Eurobites: Ericsson, Vodafone Take a 5G Front Seat With eGO
Also in today's EMEA regional roundup: Dixons Carphone hit by slump in demand for new handsets; new UK fiber contender; startups have faith in 5G.
Also in today's EMEA regional roundup: Dixons Carphone hit by slump in demand for new handsets; new UK fiber contender; startups have faith in 5G.
Ericsson, Vodafone and electric car company e.GO Mobile have begun 5G-fueled car manufacturing at e.GO's facility in Aachen, Germany. A private Vodafone network using Ericsson gear and deploying 36 antennas in the 8,500sqm production facility will enable secure and "almost real-time" data networking across the production chain. Among the 5G technologies used will be mobile edge computing (MEC) and network slicing.{image 1}
Dixons Carphone, the UK retailer of mobile phones and more, saw its share price slump by more than 20% in early Thursday trading on the news that it lost £259 million (US$329 million) in the year to April 27, compared with a pre-tax profit of £289 million ($367 million) last year. As the BBC reports, straitened pre-Brexit times in the UK mean that people are hanging onto their handsets for longer.
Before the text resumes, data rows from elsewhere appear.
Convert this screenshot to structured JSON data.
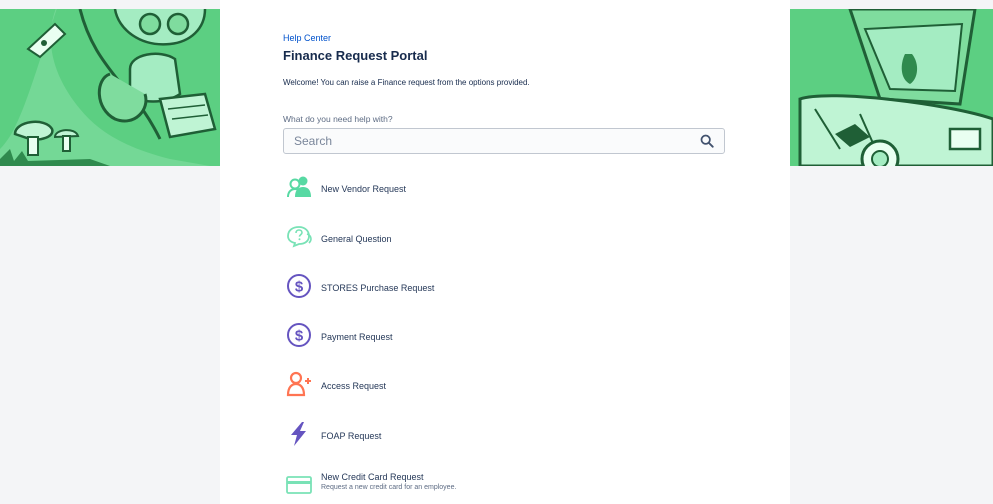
{
  "header": {
    "breadcrumb": "Help Center",
    "title": "Finance Request Portal",
    "welcome": "Welcome! You can raise a Finance request from the options provided."
  },
  "search": {
    "label": "What do you need help with?",
    "placeholder": "Search",
    "value": ""
  },
  "request_types": [
    {
      "label": "New Vendor Request",
      "icon": "new-vendor-icon",
      "color": "#57d9a3"
    },
    {
      "label": "General Question",
      "icon": "question-bubble-icon",
      "color": "#79e2b6"
    },
    {
      "label": "STORES Purchase Request",
      "icon": "dollar-icon",
      "color": "#6554c0"
    },
    {
      "label": "Payment Request",
      "icon": "dollar-icon",
      "color": "#6554c0"
    },
    {
      "label": "Access Request",
      "icon": "add-person-icon",
      "color": "#ff7452"
    },
    {
      "label": "FOAP Request",
      "icon": "lightning-icon",
      "color": "#6554c0"
    },
    {
      "label": "New Credit Card Request",
      "description": "Request a new credit card for an employee.",
      "icon": "credit-card-icon",
      "color": "#79e2b6"
    }
  ],
  "colors": {
    "banner": "#55c97c",
    "banner_light": "#a4ecc2",
    "banner_dark": "#1f5f36",
    "link": "#0052cc"
  }
}
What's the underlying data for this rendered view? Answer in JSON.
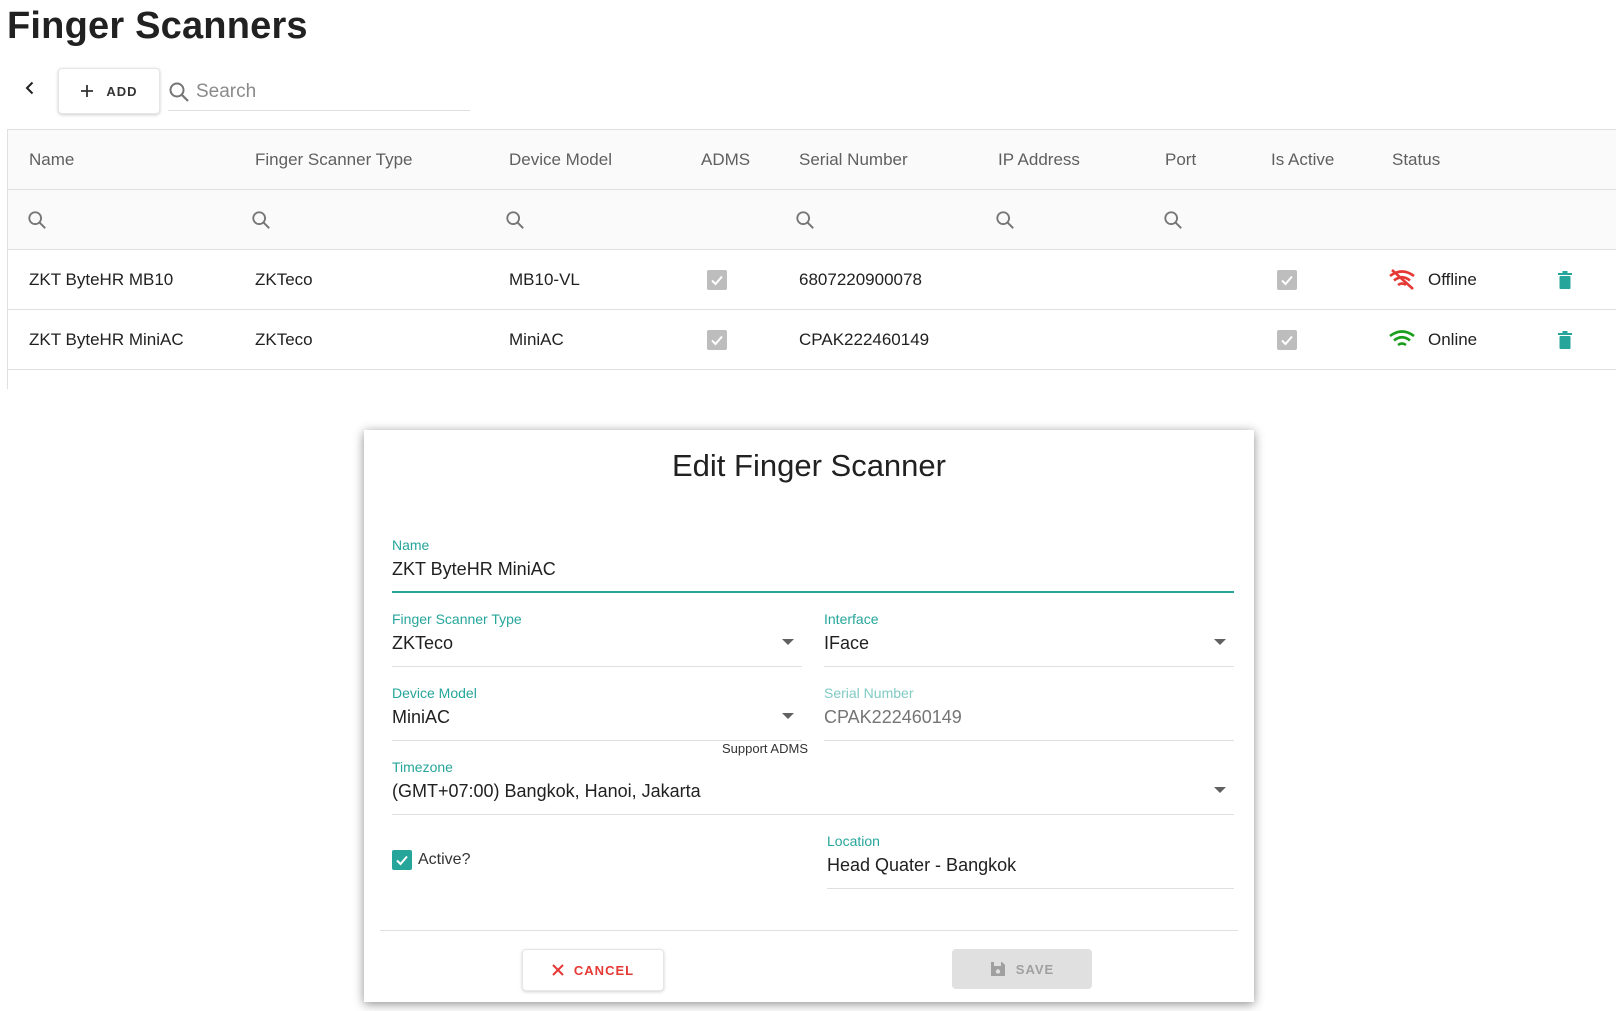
{
  "page": {
    "title": "Finger Scanners"
  },
  "toolbar": {
    "add_label": "ADD",
    "search_placeholder": "Search"
  },
  "table": {
    "columns": [
      "Name",
      "Finger Scanner Type",
      "Device Model",
      "ADMS",
      "Serial Number",
      "IP Address",
      "Port",
      "Is Active",
      "Status"
    ],
    "rows": [
      {
        "name": "ZKT ByteHR MB10",
        "type": "ZKTeco",
        "model": "MB10-VL",
        "adms": true,
        "serial": "6807220900078",
        "ip": "",
        "port": "",
        "is_active": true,
        "status": "Offline"
      },
      {
        "name": "ZKT ByteHR MiniAC",
        "type": "ZKTeco",
        "model": "MiniAC",
        "adms": true,
        "serial": "CPAK222460149",
        "ip": "",
        "port": "",
        "is_active": true,
        "status": "Online"
      }
    ]
  },
  "dialog": {
    "title": "Edit Finger Scanner",
    "name_label": "Name",
    "name_value": "ZKT ByteHR MiniAC",
    "type_label": "Finger Scanner Type",
    "type_value": "ZKTeco",
    "interface_label": "Interface",
    "interface_value": "IFace",
    "model_label": "Device Model",
    "model_value": "MiniAC",
    "model_helper": "Support ADMS",
    "serial_label": "Serial Number",
    "serial_value": "CPAK222460149",
    "timezone_label": "Timezone",
    "timezone_value": "(GMT+07:00) Bangkok, Hanoi, Jakarta",
    "active_label": "Active?",
    "active_checked": true,
    "location_label": "Location",
    "location_value": "Head Quater - Bangkok",
    "cancel_label": "CANCEL",
    "save_label": "SAVE"
  },
  "colors": {
    "accent": "#26a69a",
    "offline": "#e53935",
    "online": "#1b9e1b",
    "delete": "#26a69a"
  }
}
The UK fiber market is getting mighty crowded. And three existing fiber companies -- British Fibre Networks, Pure Fibre Zone and Pure Fibre Housing -- have now come together under a new umbrella consortium, i4 Technology Group. It is a thoroughly Welsh affair: The Group is led by fiber entrepreneur Elfed Thomas and former Wales rugby star Rupert Moon has joined the board as head of business development. Each of the i4 Group subsidiaries is committed to providing infrastructure that enables premises to access (up to) 1-Gig broadband. (See Brexit-bound Britain's broadband blues.)
Startups have high hopes for 5G, with 58% believing that the technology would their enhance their competitiveness within two years and 56% expecting it will change the way they operate their businesses. Those of two of the findings of a new Vodafone-sponsored study, which sought the view of startup leaders across six industry sectors.
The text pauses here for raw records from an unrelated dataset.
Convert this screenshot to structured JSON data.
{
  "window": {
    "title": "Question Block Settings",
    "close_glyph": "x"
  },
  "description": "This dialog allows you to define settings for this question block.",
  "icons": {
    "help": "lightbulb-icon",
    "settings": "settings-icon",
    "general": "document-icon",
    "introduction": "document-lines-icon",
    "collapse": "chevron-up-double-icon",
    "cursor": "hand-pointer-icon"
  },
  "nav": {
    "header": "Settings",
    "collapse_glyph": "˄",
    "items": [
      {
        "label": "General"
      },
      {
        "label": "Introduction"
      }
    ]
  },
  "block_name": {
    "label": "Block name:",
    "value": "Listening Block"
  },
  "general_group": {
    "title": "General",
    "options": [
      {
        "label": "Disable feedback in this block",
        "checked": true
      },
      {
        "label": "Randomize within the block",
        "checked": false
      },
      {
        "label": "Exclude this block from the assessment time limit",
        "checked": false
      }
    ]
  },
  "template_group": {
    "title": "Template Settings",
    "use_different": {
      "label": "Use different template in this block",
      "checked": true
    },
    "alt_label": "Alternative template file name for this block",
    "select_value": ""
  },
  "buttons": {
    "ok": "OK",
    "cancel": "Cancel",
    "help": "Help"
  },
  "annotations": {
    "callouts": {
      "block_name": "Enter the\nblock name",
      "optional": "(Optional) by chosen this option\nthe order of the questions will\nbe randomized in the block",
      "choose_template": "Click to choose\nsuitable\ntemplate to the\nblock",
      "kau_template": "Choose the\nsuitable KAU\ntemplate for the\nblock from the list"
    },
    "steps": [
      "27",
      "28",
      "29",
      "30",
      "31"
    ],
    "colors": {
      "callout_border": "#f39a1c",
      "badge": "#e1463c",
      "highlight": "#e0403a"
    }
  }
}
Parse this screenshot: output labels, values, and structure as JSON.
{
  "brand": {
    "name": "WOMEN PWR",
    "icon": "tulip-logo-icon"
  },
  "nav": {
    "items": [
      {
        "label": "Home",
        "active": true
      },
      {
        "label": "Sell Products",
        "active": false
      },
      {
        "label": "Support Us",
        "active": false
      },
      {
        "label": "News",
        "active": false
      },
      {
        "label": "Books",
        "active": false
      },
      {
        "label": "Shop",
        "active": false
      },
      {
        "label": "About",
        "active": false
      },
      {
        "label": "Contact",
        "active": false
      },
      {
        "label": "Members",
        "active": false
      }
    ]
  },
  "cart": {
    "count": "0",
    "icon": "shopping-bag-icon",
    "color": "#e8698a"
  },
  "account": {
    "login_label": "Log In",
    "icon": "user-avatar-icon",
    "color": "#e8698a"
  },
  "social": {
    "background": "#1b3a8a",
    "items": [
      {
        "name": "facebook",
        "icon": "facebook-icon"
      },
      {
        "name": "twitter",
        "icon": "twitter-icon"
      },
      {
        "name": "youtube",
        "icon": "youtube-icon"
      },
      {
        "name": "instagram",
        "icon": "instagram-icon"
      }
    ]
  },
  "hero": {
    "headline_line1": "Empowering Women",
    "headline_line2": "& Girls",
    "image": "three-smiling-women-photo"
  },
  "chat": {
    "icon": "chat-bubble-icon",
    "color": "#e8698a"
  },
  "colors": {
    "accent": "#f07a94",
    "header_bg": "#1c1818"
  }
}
It's exciting times for British wrestling fans as BT Sport, the UK incumbent's pay-TV offering, has signed an exclusive multi-year agreement that will bring WWE's main weekly programming available to BT Sport viewers in the UK and Ireland, beginning January 2020. Of course, these days wrestling is all about oiled-up, muscled hunks -- both male and female -- grappling athletically and photogenically, but for Team Eurobites, wrestling will always be about obesity in leotards.